I realise that this may make me impossible to live with, so when I see a loose thread sticking out of our happy ending I sit on my hands. I don't pull at it in public. I wait until I go for my daily run, then I yank and worry at it, so that, by the time I get back to the house, I've unravelled my whole life, and I have to spend 10 minutes up the apple tree deep-breathing before I can go inside, and face the "Goodbye and thanks" note that will be pinned to my computer screen.
No matter how many times I wind it up and weave it back in again there's one particular strand that always sticks out: that's the fact that I am eight years older than VNC, an amount you can't ignore (although after his birthday it'll be just seven years, which is only two years more than five, which is almost nothing).
It's not the fact that society doesn't like age difference that way round, the woman older than the man, that bothers me.

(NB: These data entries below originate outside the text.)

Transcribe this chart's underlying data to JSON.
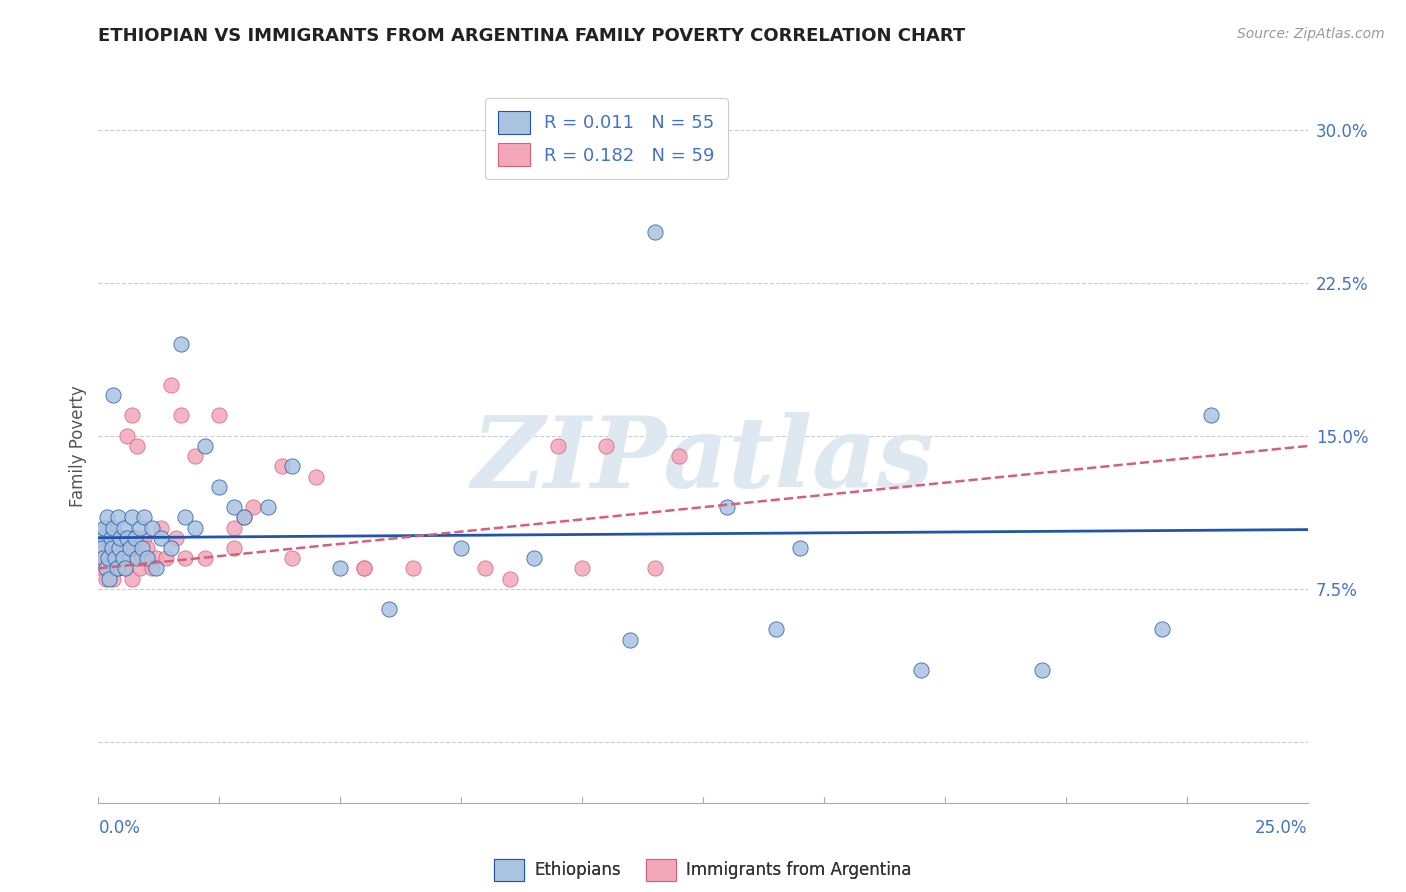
{
  "title": "ETHIOPIAN VS IMMIGRANTS FROM ARGENTINA FAMILY POVERTY CORRELATION CHART",
  "source": "Source: ZipAtlas.com",
  "ylabel": "Family Poverty",
  "legend_label1": "Ethiopians",
  "legend_label2": "Immigrants from Argentina",
  "r1": 0.011,
  "n1": 55,
  "r2": 0.182,
  "n2": 59,
  "color1": "#a8c4e0",
  "color2": "#f4a7b9",
  "trendline1_color": "#2255aa",
  "trendline2_color": "#d4607a",
  "xmin": 0.0,
  "xmax": 25.0,
  "ymin": -3.0,
  "ymax": 32.0,
  "yticks": [
    0.0,
    7.5,
    15.0,
    22.5,
    30.0
  ],
  "ytick_labels": [
    "",
    "7.5%",
    "15.0%",
    "22.5%",
    "30.0%"
  ],
  "bg_color": "#ffffff",
  "grid_color": "#cccccc",
  "watermark_text": "ZIPatlas",
  "watermark_color": "#dde8f0",
  "eth_x": [
    0.05,
    0.08,
    0.1,
    0.12,
    0.15,
    0.18,
    0.2,
    0.22,
    0.25,
    0.28,
    0.3,
    0.35,
    0.38,
    0.4,
    0.42,
    0.45,
    0.5,
    0.52,
    0.55,
    0.6,
    0.65,
    0.7,
    0.75,
    0.8,
    0.85,
    0.9,
    0.95,
    1.0,
    1.1,
    1.2,
    1.3,
    1.5,
    1.7,
    1.8,
    2.0,
    2.2,
    2.5,
    2.8,
    3.0,
    3.5,
    4.0,
    5.0,
    6.0,
    7.5,
    9.0,
    11.0,
    13.0,
    14.5,
    17.0,
    19.5,
    22.0,
    23.0,
    11.5,
    14.0,
    0.3
  ],
  "eth_y": [
    10.0,
    9.5,
    9.0,
    10.5,
    8.5,
    11.0,
    9.0,
    8.0,
    10.0,
    9.5,
    10.5,
    9.0,
    8.5,
    11.0,
    9.5,
    10.0,
    9.0,
    10.5,
    8.5,
    10.0,
    9.5,
    11.0,
    10.0,
    9.0,
    10.5,
    9.5,
    11.0,
    9.0,
    10.5,
    8.5,
    10.0,
    9.5,
    19.5,
    11.0,
    10.5,
    14.5,
    12.5,
    11.5,
    11.0,
    11.5,
    13.5,
    8.5,
    6.5,
    9.5,
    9.0,
    5.0,
    11.5,
    9.5,
    3.5,
    3.5,
    5.5,
    16.0,
    25.0,
    5.5,
    17.0
  ],
  "arg_x": [
    0.05,
    0.08,
    0.1,
    0.12,
    0.15,
    0.18,
    0.2,
    0.22,
    0.25,
    0.28,
    0.3,
    0.32,
    0.35,
    0.38,
    0.4,
    0.42,
    0.45,
    0.5,
    0.55,
    0.6,
    0.65,
    0.7,
    0.75,
    0.8,
    0.85,
    0.9,
    0.95,
    1.0,
    1.1,
    1.2,
    1.3,
    1.5,
    1.7,
    1.8,
    2.0,
    2.2,
    2.5,
    2.8,
    3.2,
    3.8,
    4.5,
    5.5,
    6.5,
    8.0,
    9.5,
    11.5,
    2.8,
    3.0,
    1.4,
    1.6,
    0.6,
    0.7,
    0.8,
    4.0,
    5.5,
    8.5,
    10.5,
    10.0,
    12.0
  ],
  "arg_y": [
    9.0,
    8.5,
    10.0,
    9.5,
    8.0,
    10.5,
    9.0,
    8.5,
    10.0,
    9.5,
    8.0,
    9.0,
    9.5,
    10.0,
    8.5,
    9.0,
    9.5,
    10.0,
    8.5,
    9.0,
    9.5,
    8.0,
    10.0,
    9.5,
    8.5,
    9.0,
    10.0,
    9.5,
    8.5,
    9.0,
    10.5,
    17.5,
    16.0,
    9.0,
    14.0,
    9.0,
    16.0,
    9.5,
    11.5,
    13.5,
    13.0,
    8.5,
    8.5,
    8.5,
    14.5,
    8.5,
    10.5,
    11.0,
    9.0,
    10.0,
    15.0,
    16.0,
    14.5,
    9.0,
    8.5,
    8.0,
    14.5,
    8.5,
    14.0
  ],
  "eth_trend_x0": 0.0,
  "eth_trend_x1": 25.0,
  "eth_trend_y0": 10.0,
  "eth_trend_y1": 10.4,
  "arg_trend_x0": 0.0,
  "arg_trend_x1": 25.0,
  "arg_trend_y0": 8.5,
  "arg_trend_y1": 14.5
}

Because in my personal society of friends and acquaintances it's fine, and quite common for women to have younger partners.

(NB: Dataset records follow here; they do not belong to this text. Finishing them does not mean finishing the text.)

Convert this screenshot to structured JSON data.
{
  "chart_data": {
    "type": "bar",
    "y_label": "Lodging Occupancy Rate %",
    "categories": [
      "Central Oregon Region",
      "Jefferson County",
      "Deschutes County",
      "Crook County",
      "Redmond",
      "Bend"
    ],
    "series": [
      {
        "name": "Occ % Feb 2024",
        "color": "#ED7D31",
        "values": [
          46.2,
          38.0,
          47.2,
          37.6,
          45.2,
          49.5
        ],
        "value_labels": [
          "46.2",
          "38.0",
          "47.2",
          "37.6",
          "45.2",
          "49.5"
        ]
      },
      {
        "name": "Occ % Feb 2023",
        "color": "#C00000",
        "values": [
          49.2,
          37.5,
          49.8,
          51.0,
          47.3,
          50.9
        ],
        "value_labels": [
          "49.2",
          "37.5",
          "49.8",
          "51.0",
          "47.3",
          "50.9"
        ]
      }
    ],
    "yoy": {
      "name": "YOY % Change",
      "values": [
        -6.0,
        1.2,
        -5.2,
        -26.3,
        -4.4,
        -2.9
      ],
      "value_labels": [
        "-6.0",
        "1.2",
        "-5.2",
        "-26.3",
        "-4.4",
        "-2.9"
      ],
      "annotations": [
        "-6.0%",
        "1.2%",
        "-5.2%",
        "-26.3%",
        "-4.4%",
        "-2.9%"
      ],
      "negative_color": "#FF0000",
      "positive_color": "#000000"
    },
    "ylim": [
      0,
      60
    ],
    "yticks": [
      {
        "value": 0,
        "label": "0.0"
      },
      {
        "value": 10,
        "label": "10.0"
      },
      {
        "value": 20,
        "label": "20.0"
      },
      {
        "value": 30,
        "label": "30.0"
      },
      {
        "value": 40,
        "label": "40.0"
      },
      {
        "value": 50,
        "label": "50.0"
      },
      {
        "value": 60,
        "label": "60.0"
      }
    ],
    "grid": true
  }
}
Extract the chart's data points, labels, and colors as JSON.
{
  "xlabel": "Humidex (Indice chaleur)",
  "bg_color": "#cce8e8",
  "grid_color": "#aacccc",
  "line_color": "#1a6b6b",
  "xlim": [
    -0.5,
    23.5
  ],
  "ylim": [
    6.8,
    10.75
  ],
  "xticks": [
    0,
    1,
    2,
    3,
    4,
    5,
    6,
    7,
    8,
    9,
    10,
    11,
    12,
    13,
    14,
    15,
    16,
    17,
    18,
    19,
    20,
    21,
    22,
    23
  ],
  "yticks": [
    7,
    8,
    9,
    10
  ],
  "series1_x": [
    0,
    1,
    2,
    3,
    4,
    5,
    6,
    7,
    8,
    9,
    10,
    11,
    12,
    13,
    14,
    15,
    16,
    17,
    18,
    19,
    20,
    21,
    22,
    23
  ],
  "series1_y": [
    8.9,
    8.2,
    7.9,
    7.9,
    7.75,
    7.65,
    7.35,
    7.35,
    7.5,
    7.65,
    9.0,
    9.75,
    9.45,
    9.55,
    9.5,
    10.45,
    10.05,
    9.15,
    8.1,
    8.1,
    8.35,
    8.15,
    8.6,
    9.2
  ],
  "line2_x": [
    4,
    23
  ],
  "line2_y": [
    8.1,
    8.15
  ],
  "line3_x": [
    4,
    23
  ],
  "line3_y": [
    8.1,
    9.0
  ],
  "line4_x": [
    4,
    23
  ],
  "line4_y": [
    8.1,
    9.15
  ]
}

"You're at your peak," my buddies say, "stop worrying". Hah! Maybe. But the trouble with peaks is that they have a bloody steep slope on the other side. All VNC has to look forward to with me is everything sinking into a pool of cellulite.

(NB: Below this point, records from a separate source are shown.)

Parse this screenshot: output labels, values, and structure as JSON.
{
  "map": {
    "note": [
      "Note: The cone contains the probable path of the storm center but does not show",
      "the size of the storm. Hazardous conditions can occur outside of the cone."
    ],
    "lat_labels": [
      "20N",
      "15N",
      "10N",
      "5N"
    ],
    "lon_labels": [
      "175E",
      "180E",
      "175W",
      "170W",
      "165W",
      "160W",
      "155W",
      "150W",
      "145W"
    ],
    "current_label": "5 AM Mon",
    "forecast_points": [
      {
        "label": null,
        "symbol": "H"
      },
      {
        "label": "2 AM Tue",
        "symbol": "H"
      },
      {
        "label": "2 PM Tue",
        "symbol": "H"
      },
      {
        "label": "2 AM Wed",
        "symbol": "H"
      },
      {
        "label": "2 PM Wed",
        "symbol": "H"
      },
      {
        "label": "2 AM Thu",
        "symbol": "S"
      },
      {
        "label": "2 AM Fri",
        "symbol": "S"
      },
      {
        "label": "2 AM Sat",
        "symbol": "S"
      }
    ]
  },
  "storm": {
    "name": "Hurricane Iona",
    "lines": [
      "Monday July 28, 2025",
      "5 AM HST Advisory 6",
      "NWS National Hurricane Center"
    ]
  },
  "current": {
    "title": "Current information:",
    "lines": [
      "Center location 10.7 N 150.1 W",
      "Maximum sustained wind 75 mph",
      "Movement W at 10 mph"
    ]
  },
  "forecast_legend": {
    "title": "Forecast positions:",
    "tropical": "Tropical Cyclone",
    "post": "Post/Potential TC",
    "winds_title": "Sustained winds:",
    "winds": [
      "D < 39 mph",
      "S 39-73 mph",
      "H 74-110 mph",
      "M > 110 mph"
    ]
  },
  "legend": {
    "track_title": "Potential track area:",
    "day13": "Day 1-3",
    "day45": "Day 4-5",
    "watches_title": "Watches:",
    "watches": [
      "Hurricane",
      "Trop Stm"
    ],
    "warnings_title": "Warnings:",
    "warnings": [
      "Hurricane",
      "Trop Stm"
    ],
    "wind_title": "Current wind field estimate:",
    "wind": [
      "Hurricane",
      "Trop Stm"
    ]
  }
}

But it's not the drooping and the crow's feet that worry me so much. After all, I can do things to hold them off a bit, keep running six miles and slapping on the cold cream. No, it's reproduction that really gets me twitching. VNC being young but sensible isn't at all sure about having children of his own. Which is par for the course: in my experience, men don't get keen on babies until they get a sharp sense of their own mortality at around 35 or 40. Then they realise that this side of becoming the new Shakespeare their only shot at immortality is via something small and smelly in nappies.
Of course therein lies the big problem with the age difference: by the time VNC gets really broody, all my feathers will have fallen out and I'll be so well past my sell-by date that my barcode will have dropped off. I'll have no choice but to release him to a gal whose reproductive apparatus is still up to turning out fine strapping sets of quintuplets.
There are things I can do about this but they are a lot more difficult than taking regular exercise and going to bed with my face greased up like a chip:
1) Get some egg and sperm mixed up now and put it in the freezer along with the frozen peas. (The sperm extraction isn't a problem, and I'm sure with the right self-help manual the eggs wouldn't be too difficult.) Then, when VNC starts looking fondly at booties, he can have the embryos implanted in him, just like Arnold Schwarzenegger in Junior. Although that does depend on nobody mistaking the mixture for the last bit of vanilla ice cream or leaving the freezer door open by accident and there being no substantial power cuts for for the next 10 years.
2) I can get immensely fat, so that no one will notice that I'm pregnant. When the nine months is up, I just slip off to the shops one afternoon and have the baby. I smuggle it home among the cereals and strawberry yoghurts and install it in a cosy corner of the chicken shed, where I and the chicks raise it in secret. Then, in 10 years' time, when VNC looks at my raddled body and bemoans his lack of foresight in not having children, I just run down the garden and say, "Here My Darling, meet your son Bantam Boy."
Yeah, okay. So maybe there isn't anything I can do. I should have learnt that from experience: I didn't predict my divorce and couldn't do anything constructive to prevent its inevitability. So gather rosebuds, sing songs and enjoy happy endings because tomorrow you may be mown down by a skateboarding Chicken Child.